This is all very interesting (and makes me check out Parquet) but it's painful to see how the text goes to great lengths to describe how it avoids common problems and what they are, but doesn't lose a single word on... how they actually solved these problems. What is the actual boolean type? Which encoding are you actually working in? There's nothing concrete but an implication that it's also compressing data?
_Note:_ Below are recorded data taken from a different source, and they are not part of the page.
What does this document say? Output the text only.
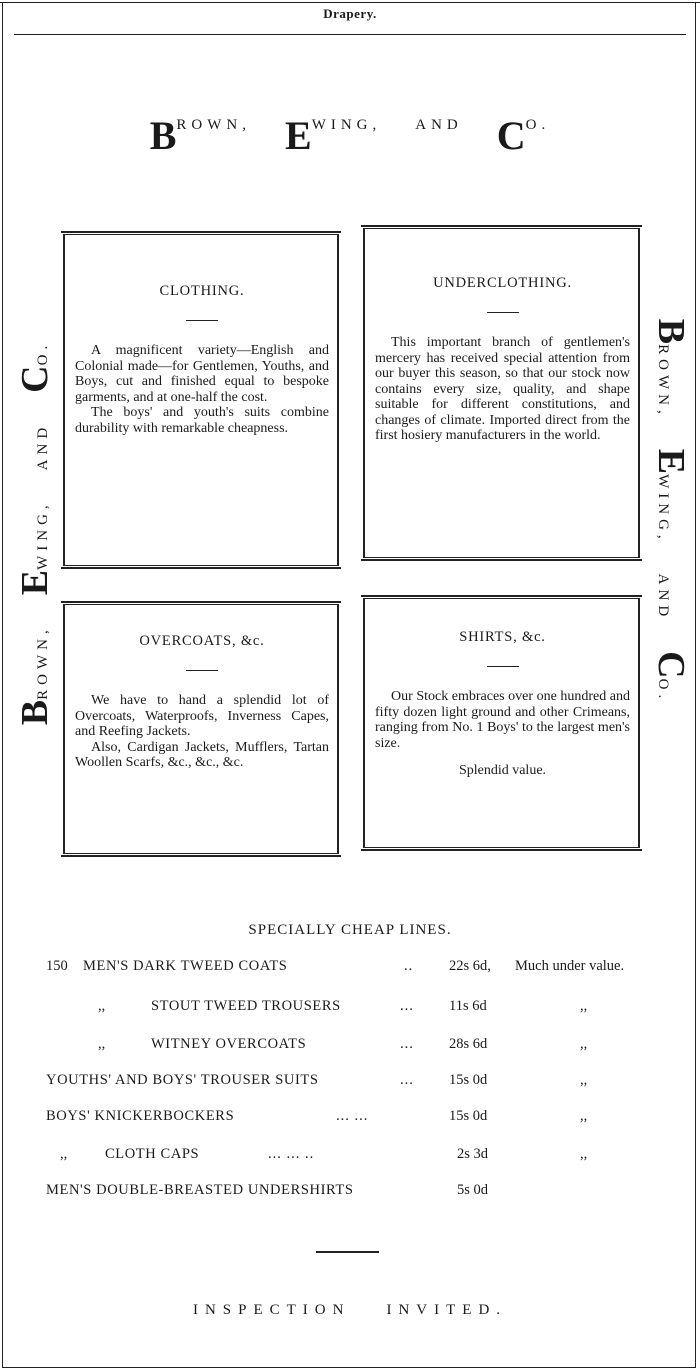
Drapery.
BROWN, EWING, AND CO.
BROWN,EWING,ANDCO.
BROWN,EWING,ANDCO.
CLOTHING.

A magnificent variety—English and Colonial made—for Gentlemen, Youths, and Boys, cut and finished equal to bespoke garments, and at one-half the cost.

The boys' and youth's suits combine durability with remarkable cheapness.

UNDERCLOTHING.

This important branch of gentlemen's mercery has received special attention from our buyer this season, so that our stock now contains every size, quality, and shape suitable for different constitutions, and changes of climate. Imported direct from the first hosiery manufacturers in the world.

OVERCOATS, &c.

We have to hand a splendid lot of Overcoats, Waterproofs, Inverness Capes, and Reefing Jackets.

Also, Cardigan Jackets, Mufflers, Tartan Woollen Scarfs, &c., &c., &c.

SHIRTS, &c.

Our Stock embraces over one hundred and fifty dozen light ground and other Crimeans, ranging from No. 1 Boys' to the largest men's size.

Splendid value.

SPECIALLY CHEAP LINES.
150 MEN'S DARK TWEED COATS	.. 22s 6d, Much under value.
,,	STOUT TWEED TROUSERS	... 11s 6d	,,
,,	WITNEY OVERCOATS	... 28s 6d	,,
YOUTHS' AND BOYS' TROUSER SUITS	... 15s 0d	,,
BOYS' KNICKERBOCKERS	... ...	15s 0d	,,
,,	CLOTH CAPS	... ... ..	2s 3d	,,
MEN'S DOUBLE-BREASTED UNDERSHIRTS	5s 0d
INSPECTION INVITED.
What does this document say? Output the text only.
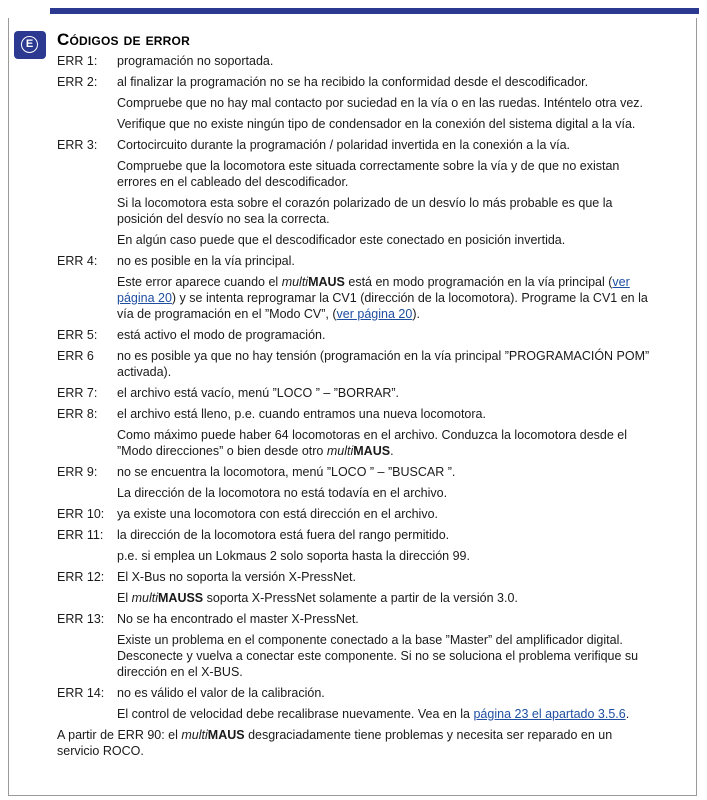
E Códigos de error
ERR 1:	programación no soportada.
ERR 2:	al finalizar la programación no se ha recibido la conformidad desde el descodificador.
Compruebe que no hay mal contacto por suciedad en la vía o en las ruedas. Inténtelo otra vez.
Verifique que no existe ningún tipo de condensador en la conexión del sistema digital a la vía.
ERR 3:	Cortocircuito durante la programación / polaridad invertida en la conexión a la vía.
Compruebe que la locomotora este situada correctamente sobre la vía y de que no existan errores en el cableado del descodificador.
Si la locomotora esta sobre el corazón polarizado de un desvío lo más probable es que la posición del desvío no sea la correcta.
En algún caso puede que el descodificador este conectado en posición invertida.
ERR 4:	no es posible en la vía principal.
Este error aparece cuando el multiMAUS está en modo programación en la vía principal (ver página 20) y se intenta reprogramar la CV1 (dirección de la locomotora). Programe la CV1 en la vía de programación en el ”Modo CV”, (ver página 20).
ERR 5:	está activo el modo de programación.
ERR 6	no es posible ya que no hay tensión (programación en la vía principal ”PROGRAMACIÓN POM” activada).
ERR 7:	el archivo está vacío, menú ”LOCO ” – ”BORRAR”.
ERR 8:	el archivo está lleno, p.e. cuando entramos una nueva locomotora.
Como máximo puede haber 64 locomotoras en el archivo. Conduzca la locomotora desde el ”Modo direcciones” o bien desde otro multiMAUS.
ERR 9:	no se encuentra la locomotora, menú ”LOCO ” – ”BUSCAR ”.
La dirección de la locomotora no está todavía en el archivo.
ERR 10:	ya existe una locomotora con está dirección en el archivo.
ERR 11:	la dirección de la locomotora está fuera del rango permitido.
p.e. si emplea un Lokmaus 2 solo soporta hasta la dirección 99.
ERR 12:	El X-Bus no soporta la versión X-PressNet.
El multiMAUSS soporta X-PressNet solamente a partir de la versión 3.0.
ERR 13:	No se ha encontrado el master X-PressNet.
Existe un problema en el componente conectado a la base ”Master” del amplificador digital. Desconecte y vuelva a conectar este componente. Si no se soluciona el problema verifique su dirección en el X-BUS.
ERR 14:	no es válido el valor de la calibración.
El control de velocidad debe recalibrase nuevamente. Vea en la página 23 el apartado 3.5.6.
A partir de ERR 90: el multiMAUS desgraciadamente tiene problemas y necesita ser reparado en un servicio ROCO.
You make a great point and I'm sorry about that. To answer some of your questions and try to add more detail:
Strings are UTF-8. Internally Parquet has the concept of "physical types" (ie how bytes are arranged) and "logical types". 64 bit ints are just physical with no logical type. DateTimes are 64 bit int physical types (millis since unix epoch - aka "Javascript time") with a logical type of "datetime" so you know to read it that way.
Bool columns are bits in a row.
The "data bearing" parts of a file can be compressed and usually are. Most are using snappy, a fastish, moderate compression codec. I believe some are also using zstd. One of the common questions people ask is: "how does it compare against .csv.gz" and the answer is favourably. Gzipped csv is even slower to read and write and usually about 30% bigger on disk.
One important intuition about gzip vs snappy is that gzip isn’t generally parallelizable, while snappy is. If your Hadoop cluster is storing enormous files this shows up very quickly in read performance.
That however only impacts CSVs or other text files, where the compression is the envelope. In parquet, it is the internal chunks that are compressed, so it is as parallelizable as ever.
Also, generic CSV is not parallelizable anyway, because it allows you to have (quoted) newlines inside fields and then there is really now way to split it on newlines because you never know if you're on beginning or row or in the middle.
So parallel reading of CSVs is more of a optimization for specific CSVs that you know don't have newlines inside fields.
The actual representation doesn't much matter. When you read the data into something like a dataframe, the boolean values are translated into something appropriate for the supporting language. The actual encodings are documented, but generally don't matter for anybody interacting with data encoded as Parquet.
Regarding compression, yes, that is very much supported. And if you can sort your data to get lots of repetitions or near repetition in columns, it can work very well. For instance, I had a case with geo-hashes, latitudes, longitudes, times and values (which were commonly zero). When the data are sorted by geohash and then time the ZStandard compression algorithm gave 300:1 compression relative to raw CSV due to the very high repetition (geohash, lat, long are constant for long stretches, time and value barely change).
What the article didn't mention is that tools like DuckDB eat parquet and interface with packages like pandas in an incredible symbiotic fashion. This works so well that my favorite way to consume or produce CSV or Parquet files is via duckdb rather than native readers and writers.
You may find easy to write parquet from one tool and read into duckdb, but it isn't always that simple. There are multiple variants of parquet, and they are not always compatible. I have to be careful which features of parquet I use when writing from spark (which uses a Java implementation of parquet), because I have a colleague who uses matlab (which uses parquetcpp).
The only real issue with Parquet, if you think a column based file format is the right fit for you (which it may not be) is that it was written to work on HDFS, and the specifics for block storage on HDFS. A lot of the benefits of Parquet are lost when you use it on other file systems.
A lot of the benefits are nicely present on my macbook. Compact size, fast querying with duckdb (columnar format + indexing), fast read/write for pandas, good type support… would recommend for local tabular data!